“Bu şarkıda tavrımız çok net çünkü yaşadığımız acılar da öyle…”

Serkan Serter ve Gözde Oktaş’tan oluşan elektronik rock ve synth pop grubu GOSS, yeni şarkısı “Ağaç Kabukları”nı yine bağımsız olarak tüm dijital platformlarda yayınladı. Grubun, 6 Şubat depreminde yaşamını yitirenlere ve kısa süre önce aramızdan ayrılan Tolga Akyıldız’a ithaf ettikleri şarkı, hayatın içindeki koşturmacaya yetişemeyerek “beyaz bayrağı” çekenleri ortak paydada buluşturuyor.

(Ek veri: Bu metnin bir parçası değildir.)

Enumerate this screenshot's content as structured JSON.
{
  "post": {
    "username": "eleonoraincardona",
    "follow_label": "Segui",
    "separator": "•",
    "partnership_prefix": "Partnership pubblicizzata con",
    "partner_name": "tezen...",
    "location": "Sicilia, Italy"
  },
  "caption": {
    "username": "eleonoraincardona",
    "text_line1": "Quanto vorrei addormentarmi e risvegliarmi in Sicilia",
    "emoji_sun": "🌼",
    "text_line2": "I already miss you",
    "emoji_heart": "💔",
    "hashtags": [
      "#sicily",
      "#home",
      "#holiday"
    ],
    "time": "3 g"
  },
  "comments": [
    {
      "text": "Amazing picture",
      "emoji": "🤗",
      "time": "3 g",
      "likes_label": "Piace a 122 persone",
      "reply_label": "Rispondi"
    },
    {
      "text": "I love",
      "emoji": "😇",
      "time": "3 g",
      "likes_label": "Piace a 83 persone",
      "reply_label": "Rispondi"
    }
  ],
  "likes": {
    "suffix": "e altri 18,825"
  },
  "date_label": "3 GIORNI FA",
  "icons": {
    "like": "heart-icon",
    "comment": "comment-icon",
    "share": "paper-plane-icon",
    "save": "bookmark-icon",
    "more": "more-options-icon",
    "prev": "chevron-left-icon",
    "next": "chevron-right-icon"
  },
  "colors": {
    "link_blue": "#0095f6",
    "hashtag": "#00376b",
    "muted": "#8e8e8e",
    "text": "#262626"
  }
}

“Kalbinin İçinde”den sonra o şarkıdaki gibi –derdi olan diyeyim-  çalışmaları devam ettireceğinizi tahmin ediyordum. “Kalbinin İçinde”yi geçtiğimiz yayınlamıştınız ve yanlış hatırlamıyorsam bir yıllık da bir evveliyatı vardı şarkının. Toparlarsak; uzun bir aradan sonra yine “içinde bulunduğumuz olumsuz şartlara” değinen bir şarkıyla, “Ağaç Kabukları”yla karşımızdasınız. Çok uzun bir süreden bahsediyoruz ama artık her şey bize çok normal geldiği ve değişen pek bir şey olmadığı için zaman göz açıp kapayıncaya kadar geçmiş gibi gelmiyor mu size de?

Zaman gerçekten çok hızlı ilerliyor. Geçen yaz çıkan “Kalbinin İçinde” adlı parçamızdan bugüne kadar, “Bul Beni” ve “Ne Olacaksa Olsun Artık” adında iki yeni şarkı ve mevcut şarkılarımızın akustik versiyonlarından oluşan üç parçalık bir Akustik EP yayımladık. Son olarak da, dediğiniz gibi içinde bulunduğumuz olumsuz şartların gölgesinden doğmuş yeni şarkımız “Ağaç Kabukları”nı geçtiğimiz hafta dinleyiciler ile buluşturduk. Kısacası kış bizim için bir hayli yoğun geçti.

Derdinizi anlatmak için, kafayı boşaltmak için elinizde bir “gücün” olması iyi bir şey. Masa başında, 9-6 bir sisteminiz olsaydı yukarıda bahsettiğim “olumsuz şartlar”a karşı ne yapabilirdiniz? Bunun üzerine düşündüğünüz oluyor mu?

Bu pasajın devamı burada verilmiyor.